リーガルボイス-9弁護士は依頼者のためなら嘘をつく?

弁護士は依頼者のためなら嘘をつく?

弁護士の2つの義務─真実義務と誠実義務

 「先生、実は今まで言ってなかったのですが…」と、依頼者が事件について重要なことを暴露した場合、弁護士は悩みます。相談の段階や受任の初期段階ならまだよいのですが、事件も終盤にさしかかっているときの暴露は、内容によってはすごく悩みます。
 弁護士として誤った情報を前提に事件処理を行っていることになるため、軌道修正も容易ではありませんし、聞かなかったことにすると、弁護士が嘘をついていることになります。依頼者が自分にとって不利益な事実を隠していたと告白してきたら、弁護士はどう対応すればよいのか。
 真実を明らかにする真実義務と依頼者の利益を守る誠実義務。弁護士の2つの義務が衝突した場合はどうすべきか。
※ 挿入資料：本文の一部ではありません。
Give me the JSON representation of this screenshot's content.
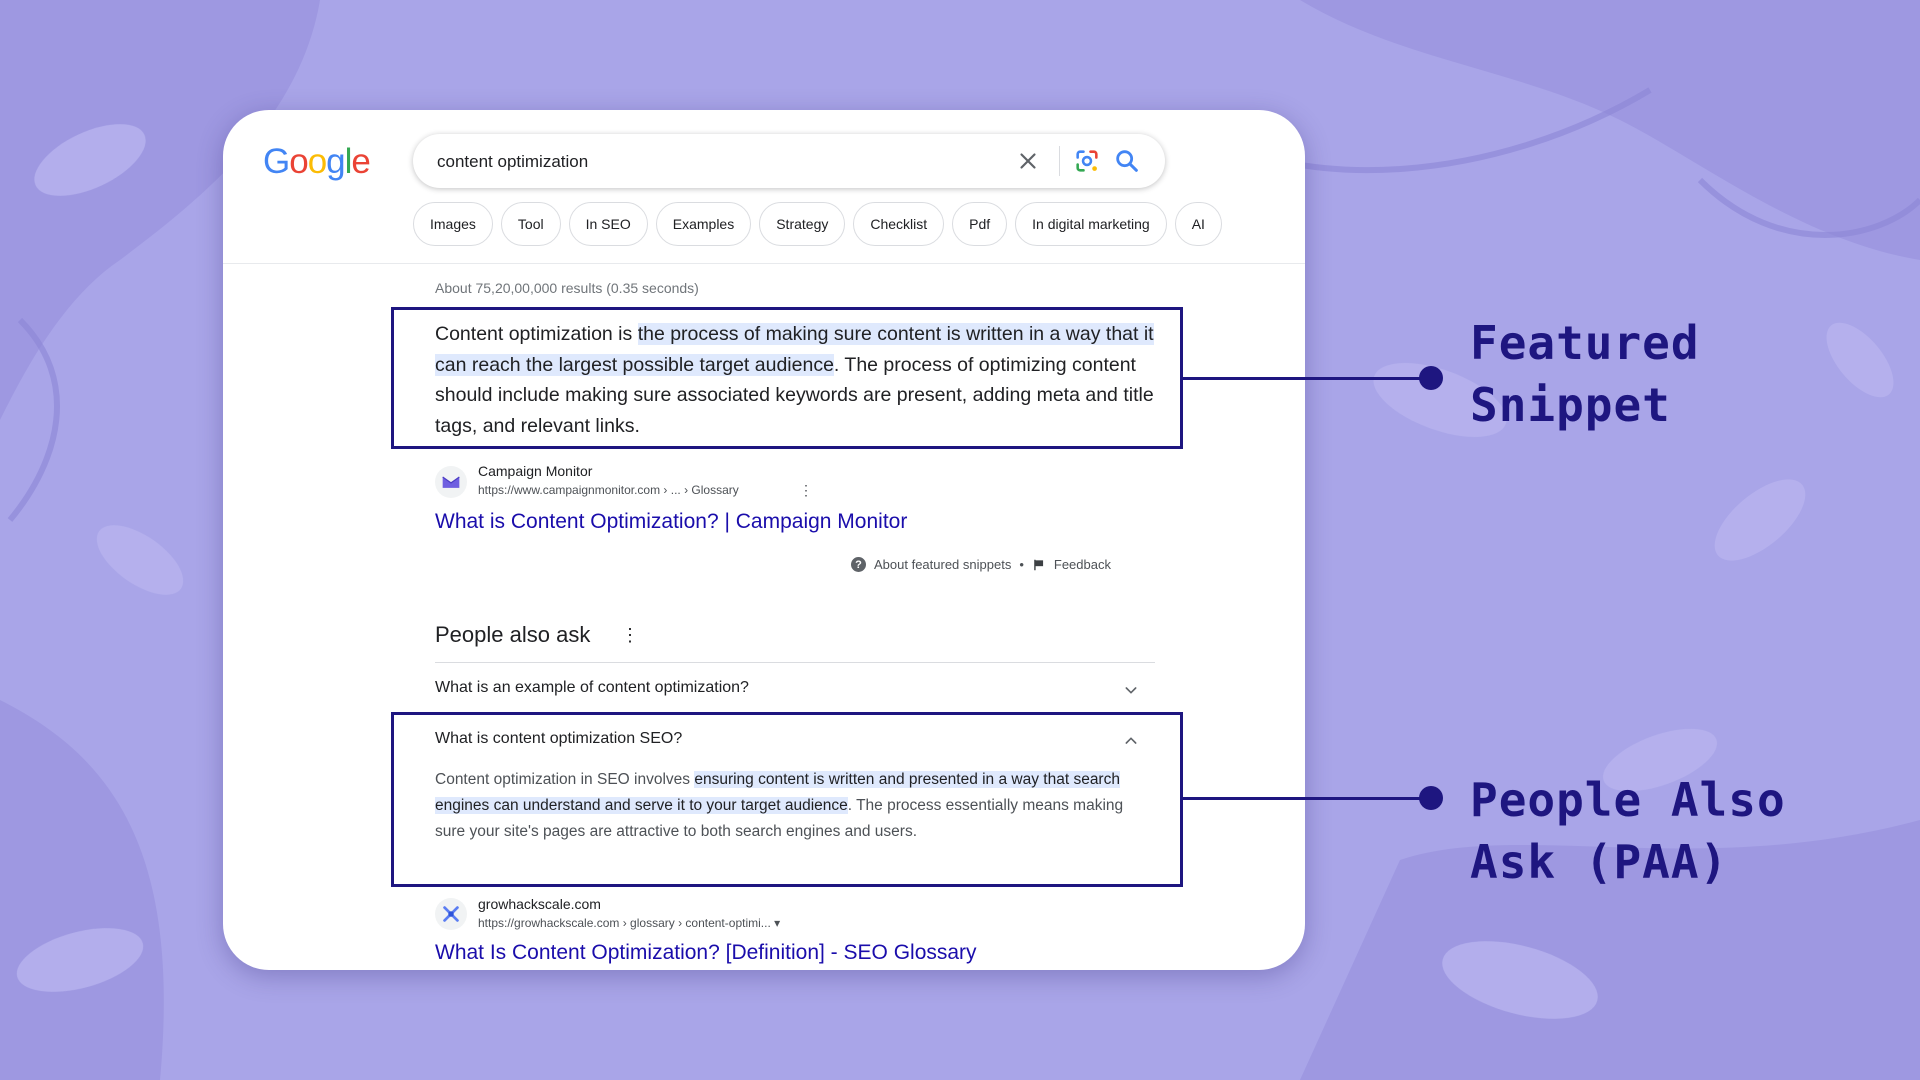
{
  "colors": {
    "background": "#a9a5e8",
    "annotation": "#1e1680",
    "link": "#1a0dab",
    "highlight": "#dfe9fd"
  },
  "google": {
    "logo_text": "Google",
    "search": {
      "query": "content optimization",
      "icons": [
        "clear-icon",
        "google-lens-icon",
        "search-icon"
      ]
    },
    "chips": [
      "Images",
      "Tool",
      "In SEO",
      "Examples",
      "Strategy",
      "Checklist",
      "Pdf",
      "In digital marketing",
      "AI"
    ],
    "result_stats": "About 75,20,00,000 results (0.35 seconds)",
    "featured_snippet": {
      "text_before": "Content optimization is ",
      "text_highlight": "the process of making sure content is written in a way that it can reach the largest possible target audience",
      "text_after": ". The process of optimizing content should include making sure associated keywords are present, adding meta and title tags, and relevant links.",
      "source": {
        "site_name": "Campaign Monitor",
        "url": "https://www.campaignmonitor.com › ... › Glossary",
        "title": "What is Content Optimization? | Campaign Monitor"
      },
      "footer": {
        "about": "About featured snippets",
        "separator": "•",
        "feedback": "Feedback"
      }
    },
    "people_also_ask": {
      "heading": "People also ask",
      "questions": [
        {
          "question": "What is an example of content optimization?",
          "expanded": false
        },
        {
          "question": "What is content optimization SEO?",
          "expanded": true
        }
      ],
      "answer": {
        "text_before": "Content optimization in SEO involves ",
        "text_highlight": "ensuring content is written and presented in a way that search engines can understand and serve it to your target audience",
        "text_after": ". The process essentially means making sure your site's pages are attractive to both search engines and users."
      },
      "source": {
        "site_name": "growhackscale.com",
        "url": "https://growhackscale.com › glossary › content-optimi... ▾",
        "title": "What Is Content Optimization? [Definition] - SEO Glossary"
      }
    }
  },
  "annotations": {
    "featured_snippet_line1": "Featured",
    "featured_snippet_line2": "Snippet",
    "paa_line1": "People Also",
    "paa_line2": "Ask (PAA)"
  }
}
その対応について私の考え方を述べます。

真実義務とは

 弁護士の真実義務は、真実に反すると知った場合、そのような主張・立証を行わない義務をいいます。
 例えば「本当は架空の話だけど、証拠もねつ造してきたから、弁護士さん、ひとつ知恵を貸してくれ」という依頼者の要望には当然、応じてはいけません。
 他方で、真実に反するかもしれない、もしかしたら間違っているかもしれない、と思いつつ主張・立証することは許されます。それが許されなければ、弁護士は敗訴するごとに真実義務を違反したことになってしまうからです。その結果、弁護士は真実義務の違反をおそれるあまり、依頼者との信頼関係を築くことが不可能となってしまいます。

誠実義務とは

 弁護士の誠実義務は、依頼者に不利益な結果を生じさせない義務をいいます。
 それには弁護士は、誠実義務を尽くすため、できるだけ依頼者から有利な事実及び証拠を収集しなければなりません。また紛争の相手方が主張・立証をすると予想される、不利になり得る事実・証拠について、先まわりしてフォローしておく必要があります。
 依頼者にとって有利な主張・証拠を漏らすのは、弁護士として論外ですが、不利になり得る事実・証拠のフォローができない弁護士もだめです。
 ネガティブなことを話すのは好きでないのですが、嫌なことをごまかすのは私の性分に合わないので、あえて話します。

私のほろ苦い経験

 守秘義務に反しない限度で、私のほろ苦い経験を紹介します。それは、破産状態になった経緯が難解で、裁判所への提出書類の収集・作成に苦慮し、初回の相談から10回以上の打ち合わせを重ねて、ようやく申立てができるところまできた事案でした。
 提出書類も99%そろい「さあ、申立て!」という最後の打ち合わせのときに、依頼者から「怒られると思って今まで黙っていたのですが、実は、○○○なんです」と重要な事実を打ち明けられました。
 私は、悩みました。受任の初期段階から把握すべきことでした。判断を誤ると免責不許可(借金の支払義務が残ってしまうこと)となるおそれがあります。「聞かなかったことすれば…」という悪魔のささやきがよぎりましたが、私は正直に打ち明けてくれた依頼者の意思を尊重し、免責不許可になって依頼者に恨まれても仕方ないと考え、正直に裁判所に申告することにしました。その結果、無事に免責許可決定が出て、依頼者も喜んでいました。
 省みて私は、依頼者に対して、リスクばかりを説明し、不利な事実を言いにくい雰囲気をつくっていたと思います。もっと依頼者に“寄り添い”接するべきでした。弁護士としての職責を問われないように、リスクばかりを説明した結果、依頼者から信頼されず、逆に弁護士としての職責を問われるような事態となっては、本末転倒です。
 弁護士になって間もないころの、私のほろ苦い経験です。

真実義務と誠実義務のはざまで

 私は弁護士として、真実義務に反しない限度で誠実義務を最大限尽くすことを意識しています。そして多くの弁護士が「真実義務に反するおそれがある」として尻込みするような依頼者の要望にできるだけ応え、誠実義務を尽くすように努力しています。
 そのため、依頼者に不利な事実や証拠をできるだけ多く明らかにしてもらうようにしています。換言すれば、依頼者が「この弁護士なら不利なことを言っても真剣に考えてくれそうだだから、正直に話そう」と思えるような信頼関係を築けるように心がけています。
私は弁護士になって、個別の案件処理で、後悔をしたことは一度もありませんが、反省することは多々あります。